Osmanlıspor sol kanattan atağa çıkıyordu 5-6 Galatasaraylı futbolcu
karşıladı hemen.
Rakibe topu taca attırmaya çalıştılar.
Çok istekli bir takım durumunda Galatasaray.
Top rakipteyken iyi takım olduklarını ve coşkulu olduklarını
gösteriyor.
Top Galatasaray'da olunca zaten hep ileriye yönelik oynuyorlar.
Fernando sezonun topa ayağı en çok değen futbolcusu olur gibi. Her
hamlede Fernando'yu göreceğiz gibi geliyor.
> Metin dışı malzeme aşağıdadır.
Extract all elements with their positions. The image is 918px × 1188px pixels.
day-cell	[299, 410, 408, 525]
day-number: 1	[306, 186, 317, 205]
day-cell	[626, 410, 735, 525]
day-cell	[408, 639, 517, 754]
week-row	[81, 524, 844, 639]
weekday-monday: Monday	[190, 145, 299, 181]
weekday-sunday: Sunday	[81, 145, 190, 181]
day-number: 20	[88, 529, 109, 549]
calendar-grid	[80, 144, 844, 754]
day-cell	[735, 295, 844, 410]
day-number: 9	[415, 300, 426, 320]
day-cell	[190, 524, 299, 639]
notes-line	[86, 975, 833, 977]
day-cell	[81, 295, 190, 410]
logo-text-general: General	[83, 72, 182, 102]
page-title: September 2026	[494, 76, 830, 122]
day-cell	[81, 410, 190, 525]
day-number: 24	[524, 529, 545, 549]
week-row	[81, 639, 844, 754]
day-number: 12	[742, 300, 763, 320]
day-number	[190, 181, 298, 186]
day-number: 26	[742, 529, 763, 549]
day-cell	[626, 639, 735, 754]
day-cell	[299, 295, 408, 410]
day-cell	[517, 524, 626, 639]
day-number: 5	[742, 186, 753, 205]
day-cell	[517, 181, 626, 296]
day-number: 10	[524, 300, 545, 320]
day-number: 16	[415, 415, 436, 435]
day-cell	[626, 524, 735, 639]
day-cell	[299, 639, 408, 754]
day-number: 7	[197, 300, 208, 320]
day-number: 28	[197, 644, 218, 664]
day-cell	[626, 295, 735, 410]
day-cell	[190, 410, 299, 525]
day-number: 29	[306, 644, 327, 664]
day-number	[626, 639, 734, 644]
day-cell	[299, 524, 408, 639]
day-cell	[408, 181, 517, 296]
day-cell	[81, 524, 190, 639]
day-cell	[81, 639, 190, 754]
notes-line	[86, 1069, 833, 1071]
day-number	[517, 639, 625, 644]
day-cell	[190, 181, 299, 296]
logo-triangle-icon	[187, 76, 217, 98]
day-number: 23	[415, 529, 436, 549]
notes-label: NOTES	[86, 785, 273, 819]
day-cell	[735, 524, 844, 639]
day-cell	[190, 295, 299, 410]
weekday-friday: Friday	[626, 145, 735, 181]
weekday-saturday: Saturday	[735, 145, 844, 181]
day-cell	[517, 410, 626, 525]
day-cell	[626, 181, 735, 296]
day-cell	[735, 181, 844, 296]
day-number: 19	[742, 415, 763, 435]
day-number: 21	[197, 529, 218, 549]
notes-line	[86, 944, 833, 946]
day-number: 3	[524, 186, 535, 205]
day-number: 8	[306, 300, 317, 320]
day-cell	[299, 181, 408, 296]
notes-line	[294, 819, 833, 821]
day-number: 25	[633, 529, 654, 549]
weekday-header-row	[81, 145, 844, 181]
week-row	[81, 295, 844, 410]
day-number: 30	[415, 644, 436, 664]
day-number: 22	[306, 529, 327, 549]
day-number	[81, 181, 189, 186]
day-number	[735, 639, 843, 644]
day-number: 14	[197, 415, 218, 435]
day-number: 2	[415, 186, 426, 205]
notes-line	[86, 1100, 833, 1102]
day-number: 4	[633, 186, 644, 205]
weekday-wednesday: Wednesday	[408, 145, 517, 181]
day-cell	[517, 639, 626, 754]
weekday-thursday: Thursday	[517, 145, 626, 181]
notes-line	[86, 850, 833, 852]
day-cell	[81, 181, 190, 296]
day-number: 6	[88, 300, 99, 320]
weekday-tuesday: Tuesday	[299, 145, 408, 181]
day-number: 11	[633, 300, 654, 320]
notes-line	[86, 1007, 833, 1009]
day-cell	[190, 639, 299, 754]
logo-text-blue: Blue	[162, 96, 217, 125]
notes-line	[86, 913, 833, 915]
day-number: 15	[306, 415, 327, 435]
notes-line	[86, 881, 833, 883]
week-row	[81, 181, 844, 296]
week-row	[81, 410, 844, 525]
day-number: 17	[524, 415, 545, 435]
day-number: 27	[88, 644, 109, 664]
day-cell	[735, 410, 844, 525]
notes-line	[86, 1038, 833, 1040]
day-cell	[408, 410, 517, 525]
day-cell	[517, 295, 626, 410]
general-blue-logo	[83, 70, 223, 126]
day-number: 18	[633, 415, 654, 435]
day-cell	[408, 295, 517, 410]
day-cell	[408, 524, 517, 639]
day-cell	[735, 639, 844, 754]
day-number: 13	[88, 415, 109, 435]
Gomis hakikaten Gomis yani.
Mermi gibi vurdu. Kayserispor maçında da tavana asmıştı. Kalecinin
yapacağı bir şey yok. Komik vurabilir, oyuncuya çarpabilirdi ama
güzel bir gol attı. Gomis bu yıl 'ben buradayım' diyor. Sakatlık
yaşamaz umarım.
Konsantrasyon başka bir şey.
Sokak kedisi dersin ya hep arıyor yani. Zaten o yüzden Gomis
olmuş.
Yabancıda yanıldık
Galatasaray taraftarı bir kaç yıldır bu kadar coşkulu bir takım
göremiyordu.
Tudor sezon başı antrenörü...
Avrupa'da yok Galatasaray ve kondisyon yüklemesi iyi duracak gibi
gözüküyor.
Yabancı açıklamalarım için bazı taraftarlar isyan etti. Ben '4
büyükler hariç bir takım şampiyon olamaz' diyordum, Bursaspor oldu
ve beni şaşırttı.
'Şampiyonlar Ligi'ni Türk takım alamaz' diyorum hâlâ
şaşırtmadılar.
'Yabancı kontenjanı açık olmalı' demiştim 2015 senesinde... Bunu
derken karşıt görüşe de saygı duyarım.
Ben bunu savundum. Bunu savunduk ama yanıldık. Haklı bir eleştiri
ve buna saygı duyuyorum.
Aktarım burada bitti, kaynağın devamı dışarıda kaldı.